Formal dining rooms aren’t really our thing, so when we looked for houses, we were wanting a kitchen area that was big enough to fit my heirloom dining room table. This house had a formal dining room, but as it is tucked away in the corner of the house beside the kitchen, we thought it would make the perfect play room. Only problem is, the kitchen was too cramped to fit our big dining room table.
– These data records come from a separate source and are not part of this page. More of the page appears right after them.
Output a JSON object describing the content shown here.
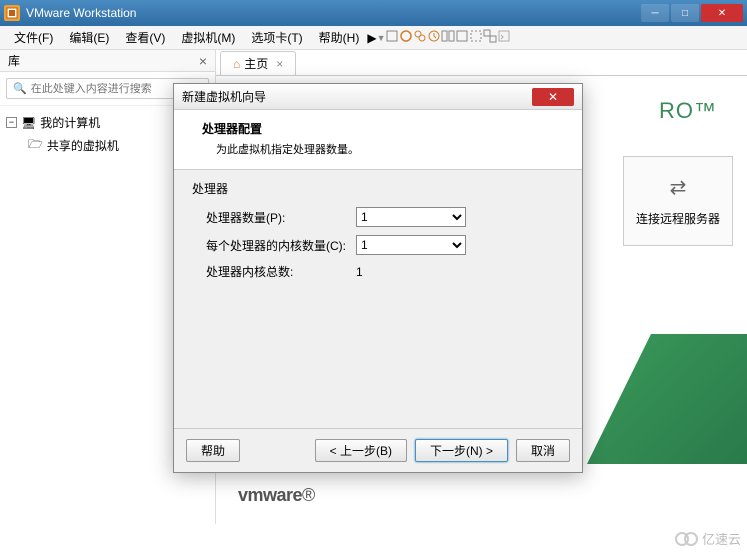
{
  "app": {
    "title": "VMware Workstation",
    "logo_text": "vmware",
    "pro_badge": "RO™"
  },
  "menu": {
    "file": "文件(F)",
    "edit": "编辑(E)",
    "view": "查看(V)",
    "vm": "虚拟机(M)",
    "tabs": "选项卡(T)",
    "help": "帮助(H)"
  },
  "sidebar": {
    "title": "库",
    "search_placeholder": "在此处键入内容进行搜索",
    "items": [
      {
        "label": "我的计算机",
        "icon": "computer"
      },
      {
        "label": "共享的虚拟机",
        "icon": "shared"
      }
    ]
  },
  "tabs": {
    "home": "主页"
  },
  "card": {
    "label": "连接远程服务器"
  },
  "dialog": {
    "title": "新建虚拟机向导",
    "heading": "处理器配置",
    "subheading": "为此虚拟机指定处理器数量。",
    "group_label": "处理器",
    "rows": {
      "processors_label": "处理器数量(P):",
      "processors_value": "1",
      "cores_label": "每个处理器的内核数量(C):",
      "cores_value": "1",
      "total_label": "处理器内核总数:",
      "total_value": "1"
    },
    "buttons": {
      "help": "帮助",
      "back": "< 上一步(B)",
      "next": "下一步(N) >",
      "cancel": "取消"
    }
  },
  "watermark": "亿速云"
}
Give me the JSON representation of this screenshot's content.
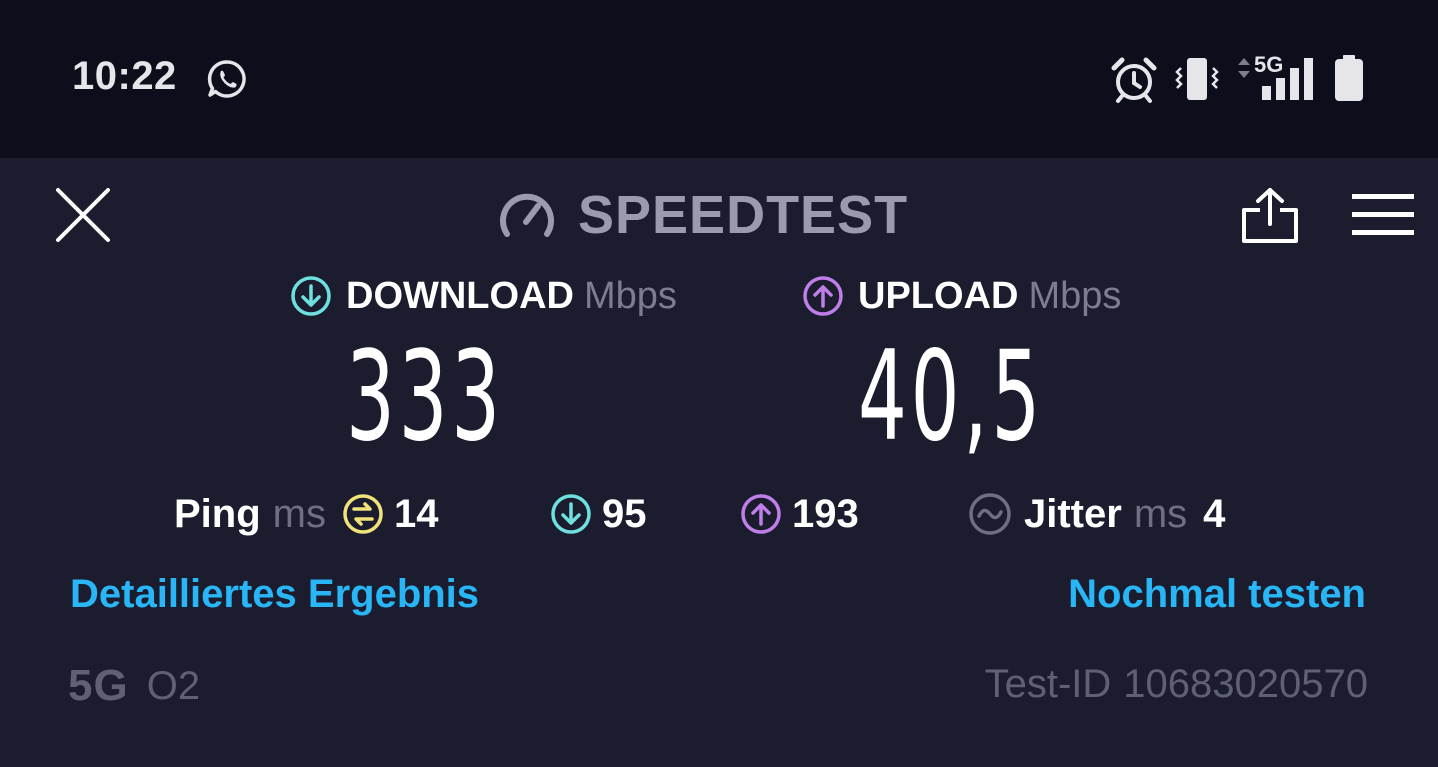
{
  "status_bar": {
    "time": "10:22",
    "network": "5G",
    "icons": [
      "whatsapp-icon",
      "alarm-icon",
      "vibrate-icon",
      "signal-icon",
      "battery-icon"
    ]
  },
  "header": {
    "logo_text": "SPEEDTEST",
    "icons": [
      "close-icon",
      "speedometer-icon",
      "share-icon",
      "menu-icon"
    ]
  },
  "download": {
    "label": "DOWNLOAD",
    "unit": "Mbps",
    "value": "333",
    "color": "#6fe0e0"
  },
  "upload": {
    "label": "UPLOAD",
    "unit": "Mbps",
    "value": "40,5",
    "color": "#c07ee8"
  },
  "ping": {
    "label": "Ping",
    "unit": "ms",
    "idle": "14",
    "download": "95",
    "upload": "193",
    "idle_color": "#f2e27a"
  },
  "jitter": {
    "label": "Jitter",
    "unit": "ms",
    "value": "4"
  },
  "actions": {
    "details": "Detailliertes Ergebnis",
    "retest": "Nochmal testen"
  },
  "footer": {
    "network_type": "5G",
    "carrier": "O2",
    "test_id_label": "Test-ID",
    "test_id": "10683020570"
  },
  "colors": {
    "background": "#1b1c2e",
    "status_bar": "#0d0e1b",
    "link": "#29b6f6",
    "muted": "#5f6074"
  }
}
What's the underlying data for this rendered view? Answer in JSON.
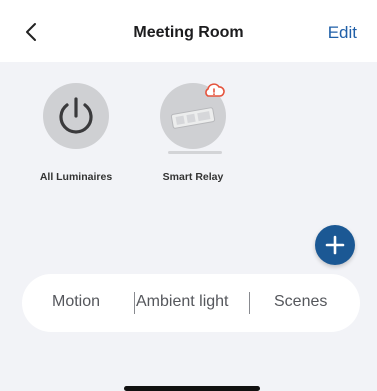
{
  "header": {
    "title": "Meeting Room",
    "edit_label": "Edit",
    "back_icon": "chevron-left-icon"
  },
  "devices": [
    {
      "label": "All Luminaires",
      "icon": "power-icon"
    },
    {
      "label": "Smart Relay",
      "icon": "relay-device-icon",
      "badge_icon": "cloud-warning-icon"
    }
  ],
  "fab": {
    "icon": "plus-icon"
  },
  "tabs": [
    {
      "label": "Motion"
    },
    {
      "label": "Ambient light"
    },
    {
      "label": "Scenes"
    }
  ],
  "colors": {
    "accent": "#1f5fa8",
    "fab": "#1b5894",
    "warning": "#e5533d",
    "background": "#f2f3f7"
  }
}
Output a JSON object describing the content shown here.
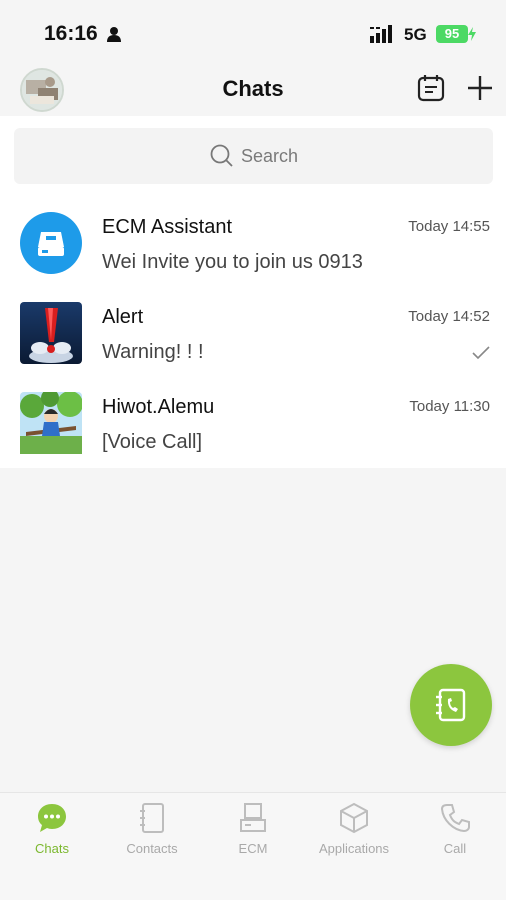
{
  "status_bar": {
    "time": "16:16",
    "network": "5G",
    "battery": "95"
  },
  "header": {
    "title": "Chats"
  },
  "search": {
    "placeholder": "Search"
  },
  "chats": [
    {
      "name": "ECM Assistant",
      "time": "Today 14:55",
      "preview": "Wei Invite you to join us 0913",
      "avatar_icon": "ecm-assistant-icon"
    },
    {
      "name": "Alert",
      "time": "Today 14:52",
      "preview": "Warning! ! !",
      "avatar_icon": "alert-icon",
      "read_status": "check-icon"
    },
    {
      "name": "Hiwot.Alemu",
      "time": "Today 11:30",
      "preview": "[Voice Call]",
      "avatar_icon": "tree-avatar"
    }
  ],
  "nav": {
    "items": [
      {
        "label": "Chats",
        "icon": "chat-bubble-icon",
        "active": true
      },
      {
        "label": "Contacts",
        "icon": "contacts-icon",
        "active": false
      },
      {
        "label": "ECM",
        "icon": "ecm-icon",
        "active": false
      },
      {
        "label": "Applications",
        "icon": "cube-icon",
        "active": false
      },
      {
        "label": "Call",
        "icon": "phone-icon",
        "active": false
      }
    ]
  },
  "colors": {
    "accent": "#8cc63e",
    "active_tab": "#7cb82f",
    "ecm_blue": "#1e9be9"
  }
}
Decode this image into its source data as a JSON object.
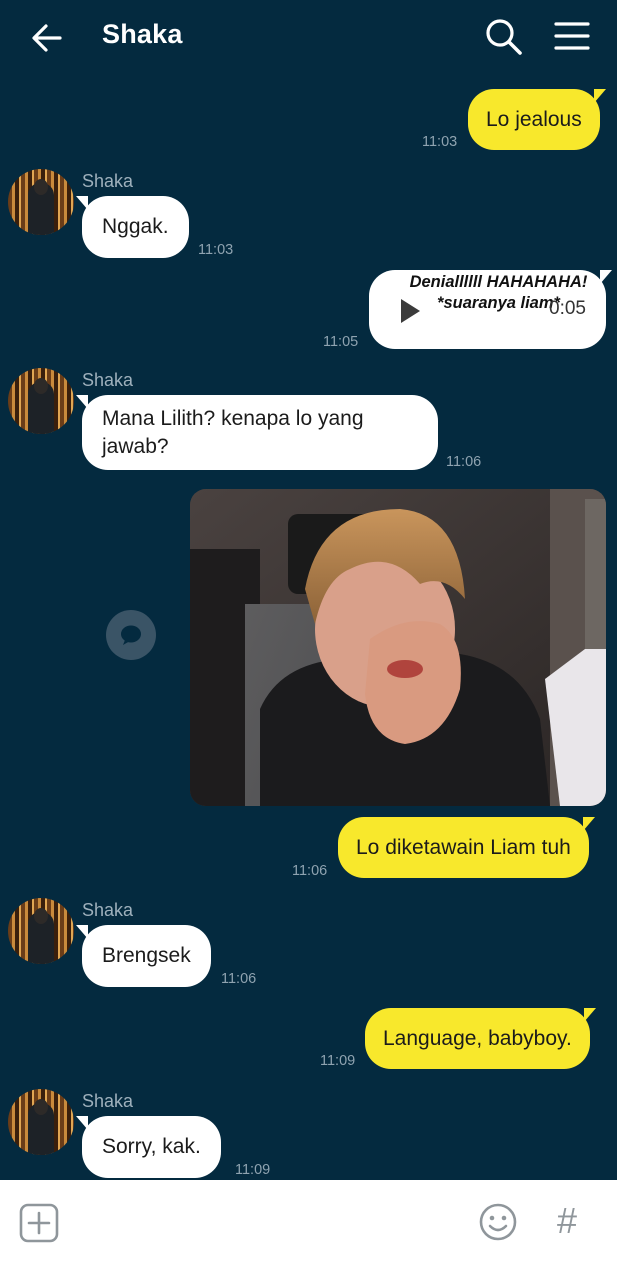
{
  "header": {
    "title": "Shaka",
    "back_icon": "arrow-left-icon",
    "search_icon": "search-icon",
    "menu_icon": "hamburger-menu-icon"
  },
  "messages": [
    {
      "side": "out",
      "text": "Lo jealous",
      "time": "11:03"
    },
    {
      "side": "in",
      "sender": "Shaka",
      "text": "Nggak.",
      "time": "11:03"
    },
    {
      "side": "out",
      "type": "voice",
      "caption": "Deniallllll HAHAHAHA! *suaranya liam*",
      "duration": "0:05",
      "time": "11:05"
    },
    {
      "side": "in",
      "sender": "Shaka",
      "text": "Mana Lilith? kenapa lo yang jawab?",
      "time": "11:06"
    },
    {
      "side": "out",
      "type": "photo",
      "description": "photo-message"
    },
    {
      "side": "out",
      "text": "Lo diketawain Liam tuh",
      "time": "11:06"
    },
    {
      "side": "in",
      "sender": "Shaka",
      "text": "Brengsek",
      "time": "11:06"
    },
    {
      "side": "out",
      "text": "Language, babyboy.",
      "time": "11:09"
    },
    {
      "side": "in",
      "sender": "Shaka",
      "text": "Sorry, kak.",
      "time": "11:09"
    }
  ],
  "bottom_bar": {
    "attach_icon": "plus-square-icon",
    "emoji_icon": "smiley-icon",
    "hashtag_label": "#"
  },
  "colors": {
    "background": "#042a3f",
    "outgoing_bubble": "#f8e82c",
    "incoming_bubble": "#ffffff",
    "timestamp": "#8fa3b0"
  }
}
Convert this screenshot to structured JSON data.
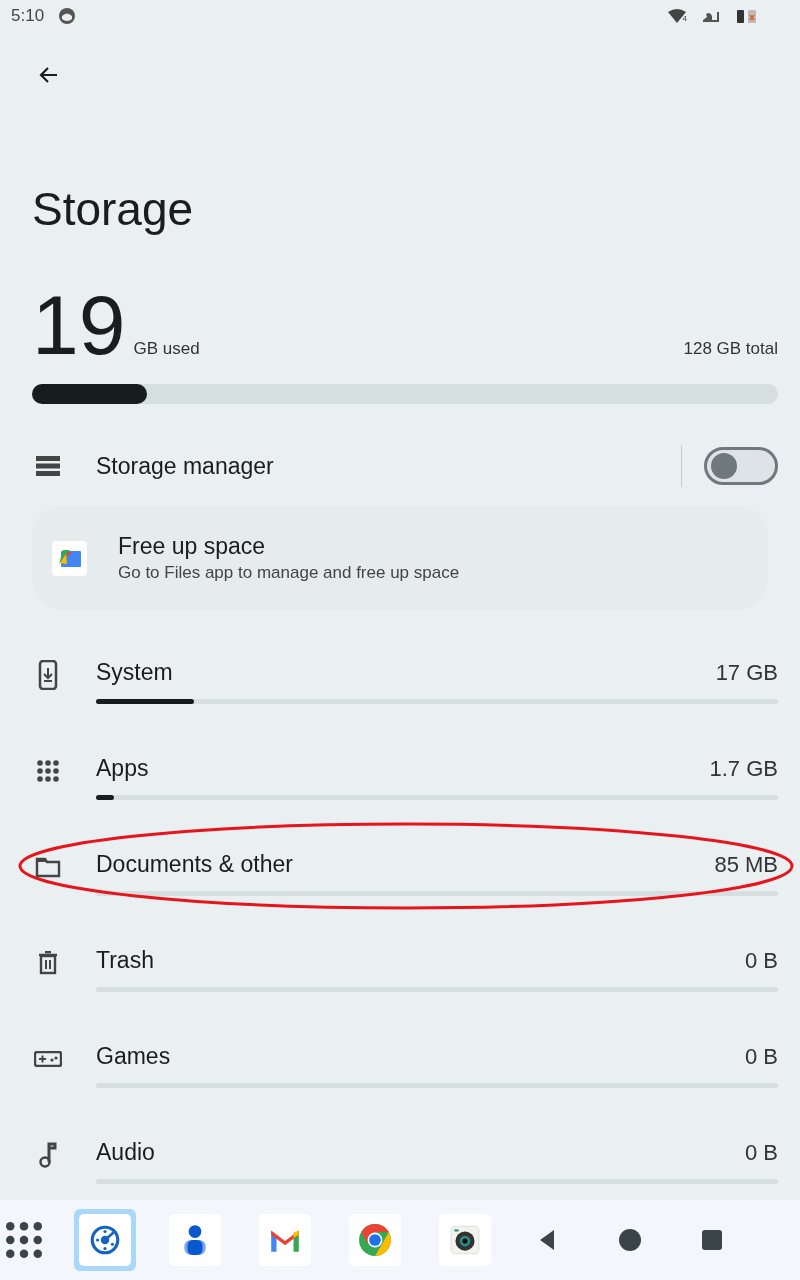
{
  "status_bar": {
    "time": "5:10",
    "wifi_badge": "4"
  },
  "title": "Storage",
  "usage": {
    "used_number": "19",
    "used_unit": "GB used",
    "total": "128 GB total",
    "level": 0.154
  },
  "storage_manager": {
    "label": "Storage manager",
    "on": false
  },
  "free_up_card": {
    "title": "Free up space",
    "subtitle": "Go to Files app to manage and free up space"
  },
  "categories": [
    {
      "kind": "system",
      "label": "System",
      "size": "17 GB",
      "level": 0.144,
      "highlighted": false
    },
    {
      "kind": "apps",
      "label": "Apps",
      "size": "1.7 GB",
      "level": 0.026,
      "highlighted": false
    },
    {
      "kind": "documents",
      "label": "Documents & other",
      "size": "85 MB",
      "highlighted": true
    },
    {
      "kind": "trash",
      "label": "Trash",
      "size": "0 B",
      "highlighted": false
    },
    {
      "kind": "games",
      "label": "Games",
      "size": "0 B",
      "highlighted": false
    },
    {
      "kind": "audio",
      "label": "Audio",
      "size": "0 B",
      "highlighted": false
    }
  ],
  "taskbar": {
    "apps": [
      {
        "kind": "settings",
        "selected": true
      },
      {
        "kind": "contacts",
        "selected": false
      },
      {
        "kind": "mail",
        "selected": false
      },
      {
        "kind": "browser",
        "selected": false
      },
      {
        "kind": "camera",
        "selected": false
      }
    ]
  }
}
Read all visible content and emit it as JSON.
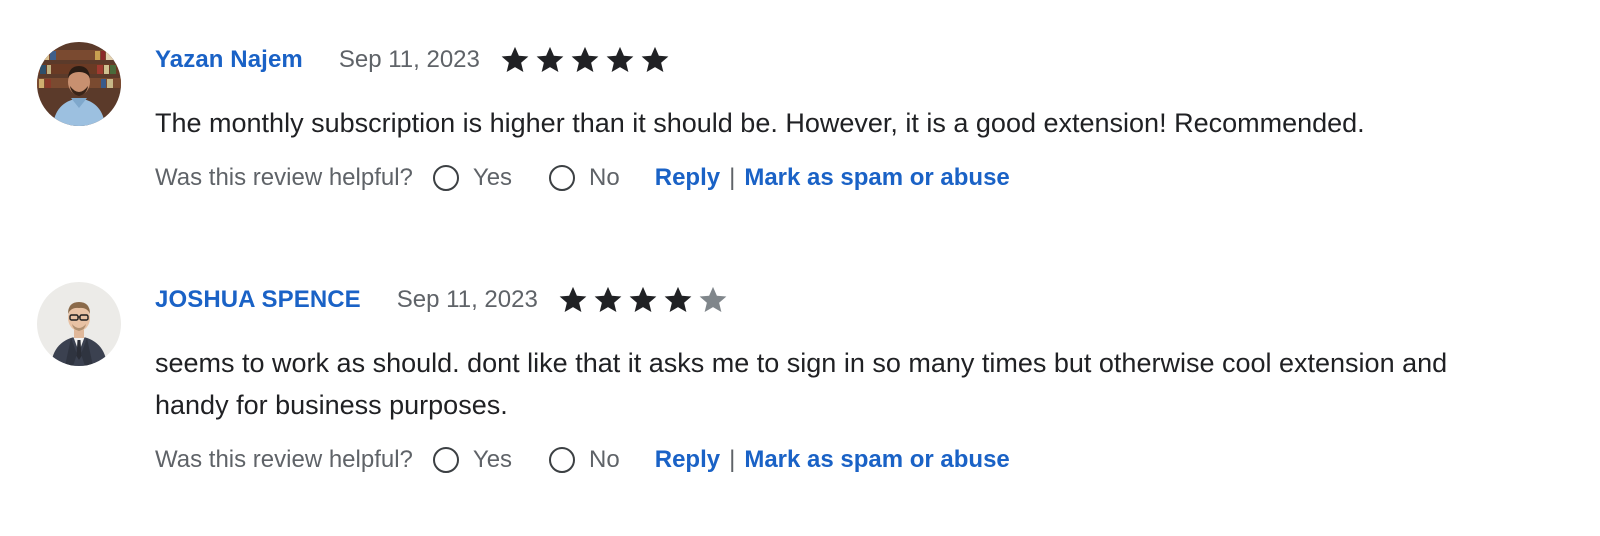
{
  "colors": {
    "link": "#1a62c6",
    "text": "#202124",
    "muted": "#5f6368",
    "star_filled": "#202124",
    "star_empty": "#80868b"
  },
  "reviews": [
    {
      "author": "Yazan Najem",
      "date": "Sep 11, 2023",
      "rating": 5,
      "text": "The monthly subscription is higher than it should be. However, it is a good extension! Recommended.",
      "helpful_prompt": "Was this review helpful?",
      "yes_label": "Yes",
      "no_label": "No",
      "reply_label": "Reply",
      "separator": "|",
      "spam_label": "Mark as spam or abuse"
    },
    {
      "author": "JOSHUA SPENCE",
      "date": "Sep 11, 2023",
      "rating": 4,
      "text": "seems to work as should. dont like that it asks me to sign in so many times but otherwise cool extension and handy for business purposes.",
      "helpful_prompt": "Was this review helpful?",
      "yes_label": "Yes",
      "no_label": "No",
      "reply_label": "Reply",
      "separator": "|",
      "spam_label": "Mark as spam or abuse"
    }
  ]
}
Not to worry! I spent a little time putting all of the existing cabinets into autoCAD and rearranged them to better suit our furniture, moving the stove* to another wall in the process. I’m so excited to be able to utilize our existing cabinetry, which means less waste and more money to spend on other areas.

*We already have to run a gas line to our new gas stove, so moving the stove won’t be too difficult, providing the floor boards of the floor above the kitchen run horizontally to the exterior of the home, so we can easily tuck the stove vent in between the floor boards. We’ll see about that when we move in!

Kitchen After - Plan View

In addition to making room for our table, moving the stove means the hood vent will no longer be competing with the kitchen window, which had previously made the space feel imbalanced. I’m a lover of symmetry, so the new window wall elevation is giving me all the feels! I’m also excited about removing the large cabinetry on the refrigerator wall, making way for a slimmer open shelving system, installed from floor to ceiling for storing glassware, serving dishes, and dry pantry goods stored in pretty glass jars.

I’ll still want a closed pantry area (which I’ve never actually had in a kitchen before), so I’ll be removed the cabinet around the corner in the kitchen which currently has a wet bar inside. We’ll be drywalling it in to make a real closet fitted with floor to ceiling shelves for uglier pantry items, like cereal boxes, canned goods, and all that jazz.

I have a few DIY projects up my sleeves for this space, and am excited to be sharing them with you this June and July over at A Beautiful Mess! Among them includes easy ways to make and instal floating shelves, how to instal a pantry wall like the one I’ve planned, and lots more! (I don’t want to ruin any surprises. Ha!)

Kitchen Elevation

It looks like a lot of white, but I think the heaviness of the floor-to-ceiling wooden shelves on the wall opposite of the window will really warm up the space. I love a balance of cozy, earthy wood tones with the bright, clean feeling of glossy white and shiny chrome. Of course, all the white will also provide a great background for an open shelf full of white, wood, and glass dishes I’ll be storing for every day use on the window wall.